Official wording outranks rumor velocity
The market has $406.73K in volume, $45.82K in open interest, and $19.82K in liquidity, which creates a useful but still movable reference point. The so-what is that evidence quality can dominate chatter: thin current liquidity relative to cumulative volume means a clear OpenAI statement, documentation page, or product-access change could force a large adjustment compared with a vague leak or social-media claim.
Because the rules focus on availability to the general public, the strongest confirmation would be evidence that combines naming and access. A teaser that names GPT-6 but gives no public access date would probably help late-2026 outcomes before early ones, while a live public page or broadly accessible product switch would compress the timeline. The listed December outcome gains from ambiguity that points forward; the earlier outcomes need ambiguity to collapse quickly.
Several catalysts could shift the calendar while preserving the core thesis
| Potential development | Why it matters to this market |
|---|---|
| Hypothetical official OpenAI announcement naming GPT-6 | Would address the branding condition, especially if paired with a public access date. |
| Public documentation, model card, or product page using GPT-6 language | Would create resolution-grade evidence if access is broadly available. |
| A strong new model released under another name | Could weaken the link between AI progress and a Yes resolution on GPT-6-specific contracts. |
| Clarification of the underlying timeframe rules | Would separate OpenAI timing risk from contract-interpretation risk. |
The rule text creates a procedural counter-signal
The supplied context contains a tension: the outcomes reference July, September, and December 2026, while the close date and resolution criteria shown in the snapshot reference December 31, 2025. The separate rule note says this is a multi-timeframe event where each listed timeframe is represented by the Yes price on its underlying binary market. If the live market page clarifies the underlying dates, the tension may be a data-display issue for editors; if it does not, procedural interpretation can become part of the price.
That matters because procedural ambiguity can widen the gap between what an AI observer thinks is likely and what the contract actually pays on. A public GPT-6 release in 2026 would be economically central only if the relevant timeframe contract recognizes that date.

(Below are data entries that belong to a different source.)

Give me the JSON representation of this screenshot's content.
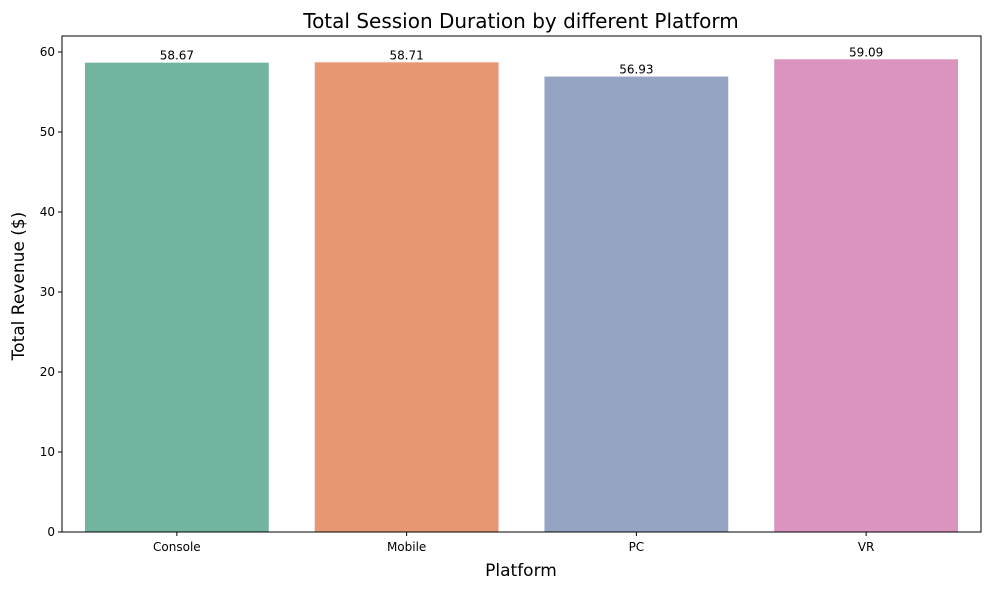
{
  "chart_data": {
    "type": "bar",
    "title": "Total Session Duration by different Platform",
    "xlabel": "Platform",
    "ylabel": "Total Revenue ($)",
    "categories": [
      "Console",
      "Mobile",
      "PC",
      "VR"
    ],
    "values": [
      58.67,
      58.71,
      56.93,
      59.09
    ],
    "value_labels": [
      "58.67",
      "58.71",
      "56.93",
      "59.09"
    ],
    "colors": [
      "#73b4a0",
      "#e89775",
      "#94a4c2",
      "#db94bd"
    ],
    "ylim": [
      0,
      62
    ],
    "yticks": [
      0,
      10,
      20,
      30,
      40,
      50,
      60
    ],
    "ytick_labels": [
      "0",
      "10",
      "20",
      "30",
      "40",
      "50",
      "60"
    ],
    "grid": false,
    "legend": "none"
  }
}
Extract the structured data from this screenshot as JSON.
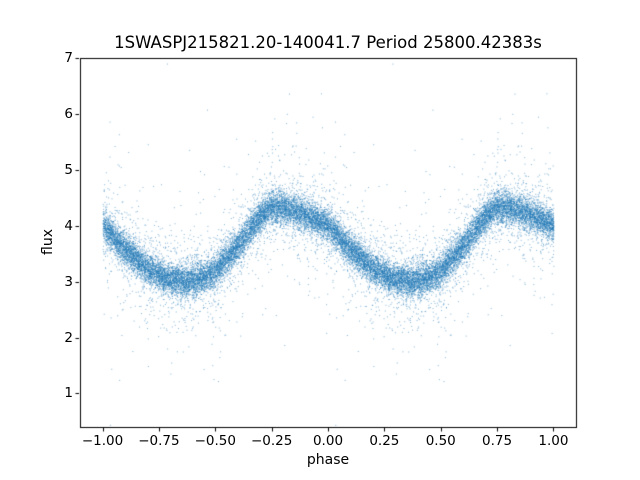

Conversely, a strict reading of the supplied 2025 resolution text would make the listed 2026 outcomes hard to interpret. Any clarification from Polymarket or the underlying market rules would therefore be a direct catalyst, separate from OpenAI’s product decisions.
The main failure mode is a launch path without the GPT-6 label
The strongest challenge to the late-2026 clustering is a scenario where OpenAI continues to improve public AI products while avoiding a GPT-6-branded release through the end of the relevant window. That would make the December price depend on naming strategy alongside technical progress. The market-implied story assumes the next numbered generation becomes a public product within the year; the counter-signal is sustained progress that keeps the product line outside the exact wording.
A faster surprise also exists: OpenAI could hypothetically choose a direct GPT-6 announcement and broad public rollout, especially if it wanted a clean generation marker. That scenario would attack the July and September skepticism first, because it removes the staged-release delay embedded in the curve. Until a source establishes that combination of name, date, and access, the market’s late-year bias is best understood as respect for productization friction and rule precision.